When a loved one in Pennsylvania is the victim of a fatal workplace accident, it is usually possible to file a workers' compensation claim. Is also possible to recover damages from other parties? Sometimes it is. This blog post will describe certain kinds of construction injuries and whether parties other than the employer may be liable.
One common injury suffered on a construction site is injuries from falls. Sometimes, falls can be blamed on faulty equipment such as scaffolding, harnesses or ladders. In these cases, depending on the circumstances, it may be possible to hold liable the manufacturer or supplier of the faulty equipment. These parties have a duty to provide reasonably safe equipment.
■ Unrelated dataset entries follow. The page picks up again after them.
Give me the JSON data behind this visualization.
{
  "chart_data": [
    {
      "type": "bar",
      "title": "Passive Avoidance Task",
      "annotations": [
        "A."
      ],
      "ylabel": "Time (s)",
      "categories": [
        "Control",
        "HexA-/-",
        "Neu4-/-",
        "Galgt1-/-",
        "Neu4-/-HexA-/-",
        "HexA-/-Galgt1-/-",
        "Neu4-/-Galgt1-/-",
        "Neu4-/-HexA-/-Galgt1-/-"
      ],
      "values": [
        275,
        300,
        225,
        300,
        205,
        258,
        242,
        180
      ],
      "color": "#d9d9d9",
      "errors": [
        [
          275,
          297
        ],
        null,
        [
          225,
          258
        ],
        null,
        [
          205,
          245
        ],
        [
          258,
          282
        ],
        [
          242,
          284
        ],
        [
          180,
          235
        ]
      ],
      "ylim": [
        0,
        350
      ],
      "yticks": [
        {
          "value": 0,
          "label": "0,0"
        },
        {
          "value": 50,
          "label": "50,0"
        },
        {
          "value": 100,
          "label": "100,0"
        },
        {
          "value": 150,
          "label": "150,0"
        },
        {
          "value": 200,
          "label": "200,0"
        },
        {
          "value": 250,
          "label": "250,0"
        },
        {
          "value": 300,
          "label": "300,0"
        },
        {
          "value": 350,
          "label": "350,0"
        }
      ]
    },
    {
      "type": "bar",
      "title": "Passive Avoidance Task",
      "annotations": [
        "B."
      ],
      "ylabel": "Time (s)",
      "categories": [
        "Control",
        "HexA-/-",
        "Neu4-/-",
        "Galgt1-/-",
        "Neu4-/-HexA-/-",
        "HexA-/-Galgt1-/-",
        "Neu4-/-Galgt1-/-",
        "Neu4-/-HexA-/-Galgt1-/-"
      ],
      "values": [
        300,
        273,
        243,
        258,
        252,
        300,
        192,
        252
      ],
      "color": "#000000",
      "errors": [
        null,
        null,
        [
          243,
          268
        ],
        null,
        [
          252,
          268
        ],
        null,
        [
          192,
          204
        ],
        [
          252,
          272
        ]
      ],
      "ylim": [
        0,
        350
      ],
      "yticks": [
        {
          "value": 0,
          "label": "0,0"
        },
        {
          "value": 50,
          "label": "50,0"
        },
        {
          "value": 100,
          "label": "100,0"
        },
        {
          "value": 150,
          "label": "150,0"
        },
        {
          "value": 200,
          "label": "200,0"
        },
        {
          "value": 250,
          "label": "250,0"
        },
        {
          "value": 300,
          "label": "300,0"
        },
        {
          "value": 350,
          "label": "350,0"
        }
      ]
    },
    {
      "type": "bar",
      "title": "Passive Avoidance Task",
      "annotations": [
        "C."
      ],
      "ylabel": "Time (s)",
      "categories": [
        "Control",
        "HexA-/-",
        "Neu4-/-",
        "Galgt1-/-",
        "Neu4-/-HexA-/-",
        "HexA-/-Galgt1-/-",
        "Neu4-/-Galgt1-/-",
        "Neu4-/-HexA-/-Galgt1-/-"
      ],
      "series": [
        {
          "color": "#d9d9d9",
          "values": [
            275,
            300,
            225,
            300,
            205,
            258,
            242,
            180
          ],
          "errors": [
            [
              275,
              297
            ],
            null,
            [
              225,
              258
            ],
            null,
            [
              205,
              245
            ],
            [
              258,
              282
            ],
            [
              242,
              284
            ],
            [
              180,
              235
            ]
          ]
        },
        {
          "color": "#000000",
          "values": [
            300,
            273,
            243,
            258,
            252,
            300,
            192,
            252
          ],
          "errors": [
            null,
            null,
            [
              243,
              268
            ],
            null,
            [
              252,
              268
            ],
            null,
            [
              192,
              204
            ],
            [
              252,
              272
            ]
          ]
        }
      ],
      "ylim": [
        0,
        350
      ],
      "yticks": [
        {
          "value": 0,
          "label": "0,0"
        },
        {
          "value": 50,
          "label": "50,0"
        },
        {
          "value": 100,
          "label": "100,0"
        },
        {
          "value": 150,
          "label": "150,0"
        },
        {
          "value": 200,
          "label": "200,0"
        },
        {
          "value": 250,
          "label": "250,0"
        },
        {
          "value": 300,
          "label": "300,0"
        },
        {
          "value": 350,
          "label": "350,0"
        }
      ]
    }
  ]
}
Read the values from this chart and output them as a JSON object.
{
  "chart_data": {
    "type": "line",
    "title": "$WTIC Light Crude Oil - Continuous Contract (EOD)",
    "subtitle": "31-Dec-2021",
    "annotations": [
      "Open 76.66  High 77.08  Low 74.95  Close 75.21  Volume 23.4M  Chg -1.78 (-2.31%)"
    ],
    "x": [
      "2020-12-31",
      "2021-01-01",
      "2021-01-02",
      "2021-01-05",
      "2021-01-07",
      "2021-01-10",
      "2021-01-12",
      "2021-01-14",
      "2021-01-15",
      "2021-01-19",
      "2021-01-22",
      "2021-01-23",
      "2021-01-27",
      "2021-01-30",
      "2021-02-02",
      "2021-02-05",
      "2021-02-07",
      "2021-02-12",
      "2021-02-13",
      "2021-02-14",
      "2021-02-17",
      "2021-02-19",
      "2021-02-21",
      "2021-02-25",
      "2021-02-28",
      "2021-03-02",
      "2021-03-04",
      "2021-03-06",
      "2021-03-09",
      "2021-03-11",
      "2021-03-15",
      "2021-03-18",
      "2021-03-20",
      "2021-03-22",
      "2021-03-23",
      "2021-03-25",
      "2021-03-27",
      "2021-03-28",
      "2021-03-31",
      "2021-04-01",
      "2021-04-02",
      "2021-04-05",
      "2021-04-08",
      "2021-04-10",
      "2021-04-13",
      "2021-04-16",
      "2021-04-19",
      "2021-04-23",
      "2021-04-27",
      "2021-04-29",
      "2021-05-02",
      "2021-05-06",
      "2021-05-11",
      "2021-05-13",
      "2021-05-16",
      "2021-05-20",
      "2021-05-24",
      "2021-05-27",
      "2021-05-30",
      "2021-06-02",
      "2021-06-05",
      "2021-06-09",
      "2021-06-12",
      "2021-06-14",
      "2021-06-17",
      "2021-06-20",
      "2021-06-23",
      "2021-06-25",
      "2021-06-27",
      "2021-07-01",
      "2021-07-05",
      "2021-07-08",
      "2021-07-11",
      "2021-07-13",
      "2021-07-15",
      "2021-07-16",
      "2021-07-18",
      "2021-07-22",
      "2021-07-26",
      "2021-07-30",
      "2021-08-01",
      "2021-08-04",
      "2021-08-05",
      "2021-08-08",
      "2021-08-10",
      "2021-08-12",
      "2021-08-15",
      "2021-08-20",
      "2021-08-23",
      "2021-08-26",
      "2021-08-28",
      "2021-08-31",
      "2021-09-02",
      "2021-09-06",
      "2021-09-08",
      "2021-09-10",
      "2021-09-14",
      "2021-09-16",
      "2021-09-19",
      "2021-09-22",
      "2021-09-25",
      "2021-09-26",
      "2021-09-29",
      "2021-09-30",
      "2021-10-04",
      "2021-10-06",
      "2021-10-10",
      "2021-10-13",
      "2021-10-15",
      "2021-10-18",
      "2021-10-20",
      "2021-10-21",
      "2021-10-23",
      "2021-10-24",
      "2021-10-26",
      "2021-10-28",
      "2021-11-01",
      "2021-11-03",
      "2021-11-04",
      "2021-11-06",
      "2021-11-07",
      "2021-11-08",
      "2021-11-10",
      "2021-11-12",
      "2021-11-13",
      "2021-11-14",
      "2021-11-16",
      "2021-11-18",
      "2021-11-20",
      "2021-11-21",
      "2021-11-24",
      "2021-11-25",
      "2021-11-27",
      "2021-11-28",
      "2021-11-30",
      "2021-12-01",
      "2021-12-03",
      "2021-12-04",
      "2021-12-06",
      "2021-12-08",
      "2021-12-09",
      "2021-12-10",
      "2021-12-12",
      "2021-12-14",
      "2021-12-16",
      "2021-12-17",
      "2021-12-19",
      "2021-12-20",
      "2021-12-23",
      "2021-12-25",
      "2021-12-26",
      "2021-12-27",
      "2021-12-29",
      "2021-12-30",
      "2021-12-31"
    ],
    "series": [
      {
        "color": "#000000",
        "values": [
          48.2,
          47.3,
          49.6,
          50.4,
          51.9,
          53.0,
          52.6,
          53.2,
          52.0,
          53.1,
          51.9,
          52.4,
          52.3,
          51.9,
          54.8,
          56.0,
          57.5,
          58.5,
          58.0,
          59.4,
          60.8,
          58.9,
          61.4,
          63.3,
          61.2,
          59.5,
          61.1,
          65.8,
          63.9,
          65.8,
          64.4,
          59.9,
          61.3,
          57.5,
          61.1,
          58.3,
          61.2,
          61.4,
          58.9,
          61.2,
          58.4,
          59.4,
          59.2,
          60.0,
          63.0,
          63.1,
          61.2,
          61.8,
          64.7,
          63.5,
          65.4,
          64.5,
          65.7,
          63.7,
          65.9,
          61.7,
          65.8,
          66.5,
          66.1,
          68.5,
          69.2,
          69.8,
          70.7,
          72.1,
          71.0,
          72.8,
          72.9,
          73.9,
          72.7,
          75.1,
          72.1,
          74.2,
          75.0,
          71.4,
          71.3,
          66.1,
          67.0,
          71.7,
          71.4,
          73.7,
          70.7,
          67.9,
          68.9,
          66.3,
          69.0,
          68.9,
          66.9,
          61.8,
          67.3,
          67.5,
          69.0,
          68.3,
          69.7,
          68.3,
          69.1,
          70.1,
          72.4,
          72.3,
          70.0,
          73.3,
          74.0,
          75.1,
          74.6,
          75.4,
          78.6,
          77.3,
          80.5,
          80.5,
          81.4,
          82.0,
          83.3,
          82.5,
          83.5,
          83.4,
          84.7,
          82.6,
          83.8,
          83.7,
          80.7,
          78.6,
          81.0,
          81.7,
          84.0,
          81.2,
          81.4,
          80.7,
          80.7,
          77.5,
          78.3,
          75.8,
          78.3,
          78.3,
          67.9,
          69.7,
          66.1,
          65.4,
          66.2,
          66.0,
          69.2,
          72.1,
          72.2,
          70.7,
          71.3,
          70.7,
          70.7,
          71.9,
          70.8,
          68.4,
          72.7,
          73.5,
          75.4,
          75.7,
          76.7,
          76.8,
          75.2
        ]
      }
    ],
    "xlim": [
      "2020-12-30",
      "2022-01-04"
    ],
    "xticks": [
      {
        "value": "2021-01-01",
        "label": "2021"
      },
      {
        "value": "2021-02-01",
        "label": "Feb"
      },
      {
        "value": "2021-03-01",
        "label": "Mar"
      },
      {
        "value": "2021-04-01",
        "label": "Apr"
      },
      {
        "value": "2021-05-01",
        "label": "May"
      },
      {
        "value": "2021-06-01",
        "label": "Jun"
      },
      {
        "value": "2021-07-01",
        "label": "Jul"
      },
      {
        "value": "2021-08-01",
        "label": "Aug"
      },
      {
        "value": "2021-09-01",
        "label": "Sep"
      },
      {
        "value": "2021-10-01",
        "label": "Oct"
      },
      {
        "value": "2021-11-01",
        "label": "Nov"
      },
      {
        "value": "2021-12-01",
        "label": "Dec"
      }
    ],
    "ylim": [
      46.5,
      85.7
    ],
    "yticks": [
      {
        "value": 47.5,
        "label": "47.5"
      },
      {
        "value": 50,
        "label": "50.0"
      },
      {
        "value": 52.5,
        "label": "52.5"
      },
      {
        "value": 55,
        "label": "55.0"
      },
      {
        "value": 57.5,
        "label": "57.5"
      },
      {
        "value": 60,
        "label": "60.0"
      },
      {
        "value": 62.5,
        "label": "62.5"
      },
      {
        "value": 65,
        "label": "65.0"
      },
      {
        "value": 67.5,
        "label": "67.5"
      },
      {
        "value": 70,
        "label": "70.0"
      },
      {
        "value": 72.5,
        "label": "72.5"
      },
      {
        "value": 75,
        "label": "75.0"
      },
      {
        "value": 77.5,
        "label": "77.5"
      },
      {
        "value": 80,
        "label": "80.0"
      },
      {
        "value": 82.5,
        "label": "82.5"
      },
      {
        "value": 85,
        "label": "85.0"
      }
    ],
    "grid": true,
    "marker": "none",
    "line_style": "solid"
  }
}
If they breach their duty, they may owe damages to the victim.
Another common construction site injury is injuries from faulty equipment. For example, heavy equipment - such as a forklift - could be improperly manufactured or improperly maintained by a rental company or servicer. Construction sites can be full of potentially faulty equipment, such as nail guns, saws or even dumpsters. In these cases, the negligent party could be liable in a negligence suit. Product liability is one theory under which a liable party could be held responsible under the law.
When a workplace injury results in death, it may be possible to file a wrongful death suit against parties such as equipment manufacturers and suppliers. There may be other liable parties as well. A wrongful death attorney can examine the facts of a situation and make a preliminary estimation of who could be liable and what damages could be available.